2025-08-17

~400 words lastmod

Today’s been a casual Sunday. A little vault maintenance for the site and assembling a new iteration of my Emacs config. My brain’s split between keeping the site content in Obsidian, migrating it all to Emacs + emacs-easy-hugo, and / or focusing enough to write my own PKM to manage everything. I can’t make myself commit to any of it, so I’ll keep puttering here. The end result is a cleaner and less Hugo-specific collection of source files.

Updated Follow so it’s easier for folks to find a specific RSS feed.

Michael Bolton knows the score

from Office Space movie; two office workers in cubicle discussion; my edited version of caption reads “No way. Why should I change? ChatGPT’s the one who sucks.”
My thoughts on changing my writing style to avoid being confused with model-generated prose.

Hackers.town

Rocky Horror Picture show turned 50

Why has Rocky Horror endured for so long? “The music, first of all, is up there, in my biased opinion, with the greatest soundtracks of all time,” Linus O’Brien, director of Strange Journey and Richard O’Brien’s son, told Ars. “I think maybe it doesn’t get recognized as such because on the surface, it just seems like a bit of fluff. But if the songs were only half as good, we wouldn’t be talking about Rocky today. It would be a very small B-movie that we’d laugh at or something.”

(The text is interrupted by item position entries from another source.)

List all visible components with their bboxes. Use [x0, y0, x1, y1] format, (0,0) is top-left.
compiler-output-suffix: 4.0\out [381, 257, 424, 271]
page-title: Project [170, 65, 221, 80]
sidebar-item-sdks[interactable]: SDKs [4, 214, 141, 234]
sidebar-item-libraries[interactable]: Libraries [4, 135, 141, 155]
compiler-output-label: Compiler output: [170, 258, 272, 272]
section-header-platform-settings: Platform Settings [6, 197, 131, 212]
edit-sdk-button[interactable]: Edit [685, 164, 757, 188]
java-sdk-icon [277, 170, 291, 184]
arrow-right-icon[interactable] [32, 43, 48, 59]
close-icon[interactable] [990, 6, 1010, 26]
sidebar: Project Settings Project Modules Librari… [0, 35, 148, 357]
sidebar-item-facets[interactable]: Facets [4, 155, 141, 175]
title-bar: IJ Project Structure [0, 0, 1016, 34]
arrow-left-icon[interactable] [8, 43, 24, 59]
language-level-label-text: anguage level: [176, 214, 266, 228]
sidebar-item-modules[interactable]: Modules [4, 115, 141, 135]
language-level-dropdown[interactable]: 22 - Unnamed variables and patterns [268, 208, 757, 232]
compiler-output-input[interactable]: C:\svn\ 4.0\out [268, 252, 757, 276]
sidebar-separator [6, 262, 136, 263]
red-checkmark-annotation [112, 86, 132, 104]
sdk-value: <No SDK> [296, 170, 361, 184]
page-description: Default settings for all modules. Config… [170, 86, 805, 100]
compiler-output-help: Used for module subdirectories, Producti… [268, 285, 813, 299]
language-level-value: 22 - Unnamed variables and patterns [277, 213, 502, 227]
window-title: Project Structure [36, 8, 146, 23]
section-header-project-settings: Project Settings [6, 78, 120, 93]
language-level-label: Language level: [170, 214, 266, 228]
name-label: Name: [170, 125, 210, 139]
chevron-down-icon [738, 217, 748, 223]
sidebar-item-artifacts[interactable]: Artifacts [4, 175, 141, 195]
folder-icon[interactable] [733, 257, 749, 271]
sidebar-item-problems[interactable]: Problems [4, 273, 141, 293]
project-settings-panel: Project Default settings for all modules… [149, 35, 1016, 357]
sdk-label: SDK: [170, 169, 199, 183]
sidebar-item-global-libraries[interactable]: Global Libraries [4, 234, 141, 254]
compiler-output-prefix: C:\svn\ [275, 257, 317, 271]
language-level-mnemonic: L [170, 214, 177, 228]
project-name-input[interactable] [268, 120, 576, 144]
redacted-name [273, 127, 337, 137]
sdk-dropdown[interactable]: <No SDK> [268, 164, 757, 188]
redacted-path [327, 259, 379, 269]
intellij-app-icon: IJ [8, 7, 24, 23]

Celebrating 50 years of The Rocky Horror Picture Show - Ars Technica

via PresGas Words

how’d you do I
see you met my
faithful handyman
he’s just a little brought down because
when you knocked
he was fighting with his medicare plan

don’t get strung out
by the way i look
don’t judge a book by it’s cover
i’m a little old man by the light of day
but by night still one hell of a—MY HIPS

Me being slightly silly with the news:

Speaking of old

The first commercial Compact Disc was created 43 years ago, today

By June 1980, the CD audio Red Book standard was finalized. Abba’s The Visitors entered production in Aug 1982, though wouldn’t hit retail on its new fangled format until March 1983. Meanwhile, the first CD album released in the U.S. is thought to be Bruce Springsteen’s Born In The U.S.A., released in September 1984.

I miss physical media sufficiently that I’m thinking it’s time for a music library again.